Choose ARMA Lags Using BIC
This example shows how to use the Bayesian information criterion (BIC) to select the degreesp和qArma模型。估计几种不同的模型p和qvalues. For each estimated model, output the loglikelihood objective function value. Input the loglikelihood value toaicbic
to calculate the BIC measure of fit (which penalizes for complexity).
Simulate ARMA time series
Simulate an ARMA(2,1) time series with 100 observations.
Mdl0 = arima('持续的',0.2,'AR',{0.75,-0.4},...'MA',0.7,'Variance',0.1); rng(5) Y = simulate(Mdl0,100); figure plot(Y) xlim([0,100]) title('Simulated ARMA(2,1) Series')
Plot Sample ACF and PACF
Plot the sample autocorrelation function (ACF) and partial autocorrelation function (PACF) for the simulated data.
figure subplot(2,1,1) autocorr(Y) subplot(2,1,2) parcorr(Y)
Both the sample ACF and PACF decay relatively slowly. This is consistent with an ARMA model. The ARMA lags cannot be selected solely by looking at the ACF and PACF, but it seems no more than four AR or MA terms are needed.
Fit ARMA(p,q) Models to Data
要识别最佳滞后,请拟合具有不同滞后选择的几种型号。在这里,适合所有组合p= 1,...,4和q= 1,……4(总共16模型)。存储loglikelihood objective function and number of coefficients for each fitted model.
LogL = zeros(4,4);% Initializepq =零(4,4);forp = 1:4forq = 1:4 mdl = arima(p,0,q);[estmdl,〜,logl(p,q)] =估计(mdl,y,'Display','off'); PQ(p,q) = p + q;endend
Calculate BIC
Calculate the BIC for each fitted model. The number of parameters in a model isp+q+ 1 (for the AR and MA coefficients, and constant term). The number of observations in the data set is 100.

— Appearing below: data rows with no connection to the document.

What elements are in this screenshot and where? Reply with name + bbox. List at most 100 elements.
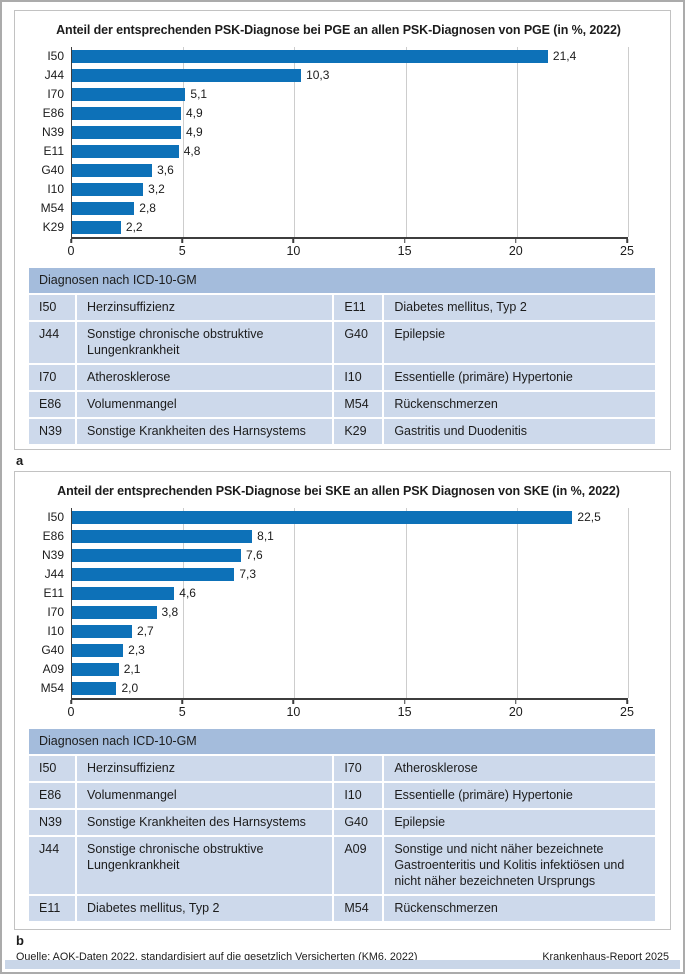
icd-label-cell: Diabetes mellitus, Typ 2	[384, 295, 655, 320]
icd-code-cell: K29	[334, 419, 383, 444]
gridline	[294, 47, 296, 237]
bar-row: 2,8	[72, 199, 628, 218]
x-tick-mark	[70, 239, 72, 243]
bar-value-label: 7,3	[239, 567, 257, 581]
table-header: Diagnosen nach ICD-10-GM	[29, 729, 655, 754]
icd-code-cell: I10	[334, 365, 383, 390]
category-label: I50	[47, 510, 64, 524]
icd-code-cell: E86	[29, 783, 75, 808]
bar-row: 5,1	[72, 85, 628, 104]
chart-a-title: Anteil der entsprechenden PSK-Diagnose b…	[56, 23, 621, 37]
x-tick-label: 10	[286, 705, 301, 719]
bar-value-label: 3,2	[148, 182, 165, 196]
category-label: G40	[41, 163, 64, 177]
bar-value-label: 22,5	[577, 510, 601, 524]
bar	[72, 126, 181, 139]
bar-value-label: 21,4	[552, 49, 577, 63]
bar	[72, 107, 181, 120]
category-label: I70	[47, 87, 64, 101]
bar-row: 3,6	[72, 161, 628, 180]
gridline	[183, 47, 185, 237]
x-tick-label: 25	[620, 705, 634, 719]
bar	[72, 145, 179, 158]
bar-row: 3,8	[72, 603, 628, 622]
gridline	[183, 508, 185, 698]
category-label: E11	[43, 144, 64, 158]
x-tick-mark	[403, 239, 406, 243]
x-axis: 0 5 10 15 20 25	[68, 239, 634, 261]
icd-code-cell: E11	[334, 295, 383, 320]
bar	[72, 183, 144, 196]
x-tick-label: 25	[620, 244, 634, 258]
x-tick-mark	[70, 700, 72, 704]
bar-value-label: 2,2	[125, 220, 143, 234]
category-label: E86	[42, 106, 64, 120]
icd-label-cell: Epilepsie	[384, 810, 655, 835]
bar-row: 4,6	[72, 584, 628, 603]
icd-label-cell: Sonstige chronische obstruktive Lungenkr…	[77, 837, 333, 894]
bar-row: 2,2	[72, 218, 628, 237]
category-label: I10	[47, 624, 64, 638]
icd-code-cell: E11	[29, 896, 75, 921]
icd-code-cell: J44	[29, 322, 75, 363]
icd-label-cell: Sonstige Krankheiten des Harnsystems	[77, 419, 333, 444]
x-tick-mark	[626, 239, 628, 243]
category-label: I10	[47, 182, 64, 196]
x-tick-label: 0	[67, 705, 75, 719]
category-label: E11	[43, 586, 64, 600]
bar-value-label: 4,9	[185, 125, 203, 139]
plot-area: 21,4 10,3 5,1 4,9 4,9 4,8 3,6 3,2 2,8 2,2	[71, 47, 629, 239]
x-tick-label: 5	[178, 705, 186, 719]
chart-a: I50 J44 I70 E86 N39 E11 G40 I10 M54 K29 21,4 10,3 5…	[23, 47, 654, 239]
gridline	[294, 508, 296, 698]
category-label: I70	[47, 605, 64, 619]
category-axis: I50 E86 N39 J44 E11 I70 I10 G40 A09 M54	[23, 508, 71, 700]
bar-row: 4,9	[72, 104, 628, 123]
icd-code-cell: I50	[29, 756, 75, 781]
bar-row: 8,1	[72, 527, 628, 546]
bar-row: 2,1	[72, 660, 628, 679]
bar-row: 7,3	[72, 565, 628, 584]
bar	[72, 644, 124, 657]
panel-b-label: b	[16, 933, 24, 948]
x-tick-mark	[292, 700, 295, 704]
category-label: M54	[40, 681, 64, 695]
icd-code-cell: I70	[29, 365, 75, 390]
bar-value-label: 10,3	[306, 68, 330, 82]
icd-label-cell: Atherosklerose	[77, 365, 333, 390]
category-label: N39	[41, 548, 64, 562]
chart-b-title: Anteil der entsprechenden PSK-Diagnose b…	[57, 484, 620, 498]
footer-band	[5, 960, 680, 969]
icd-code-cell: N39	[29, 810, 75, 835]
gridline	[628, 47, 629, 237]
icd-label-cell: Gastritis und Duodenitis	[384, 419, 655, 444]
x-tick-label: 10	[286, 244, 301, 258]
x-tick-mark	[181, 239, 183, 243]
bar	[72, 568, 235, 581]
icd-code-cell: M54	[334, 896, 383, 921]
bar-value-label: 7,6	[246, 548, 263, 562]
icd-code-cell: E86	[29, 392, 75, 417]
icd-label-cell: Diabetes mellitus, Typ 2	[77, 896, 333, 921]
bar	[72, 530, 253, 543]
icd-code-cell: G40	[334, 810, 383, 835]
icd-label-cell: Essentielle (primäre) Hypertonie	[384, 365, 655, 390]
bar-row: 2,3	[72, 641, 628, 660]
bar-row: 3,2	[72, 180, 628, 199]
gridline	[516, 47, 518, 237]
x-tick-mark	[626, 700, 628, 704]
gridline	[628, 508, 629, 698]
x-tick-label: 5	[178, 244, 186, 258]
category-label: K29	[42, 220, 64, 234]
icd-label-cell: Essentielle (primäre) Hypertonie	[384, 783, 655, 808]
x-tick-mark	[515, 700, 517, 704]
bar	[72, 587, 175, 600]
bar-value-label: 2,8	[139, 201, 156, 215]
icd-label-cell: Atherosklerose	[384, 756, 655, 781]
category-label: N39	[41, 125, 64, 139]
bar	[72, 164, 153, 177]
bar	[72, 625, 133, 638]
x-tick-mark	[515, 239, 517, 243]
x-tick-mark	[403, 700, 406, 704]
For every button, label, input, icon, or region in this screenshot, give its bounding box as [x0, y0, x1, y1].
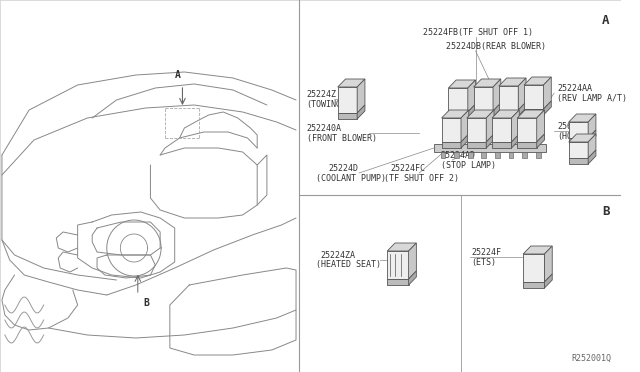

logL = LogL(:); pq = PQ(:); [~,bic] = aicbic(logL,pq+1,100); BIC = reshape(bic,4,4)
BIC =4×4102.4215 96.2339 100.8005 100.3440 89.1130 93.4895 97.1530 94.0615 93.6770 93.2838 100.2190 103.4779 98.2820 97.8331 100.3024 107.5245
In the output BIC matrix, the rows correspond to the AR degree (p) and the columns correspond to the MA degree (q). The smallest value is best.
minBIC = min(BIC,[],'all')
minBIC = 89.1130
[minP,minQ] = find(minBIC == BIC)
minP = 2
minQ = 1
The smallest BIC value is89.1130
in the (2,1) position. This corresponds to an ARMA(2,1) model, which matches the model that generated the data.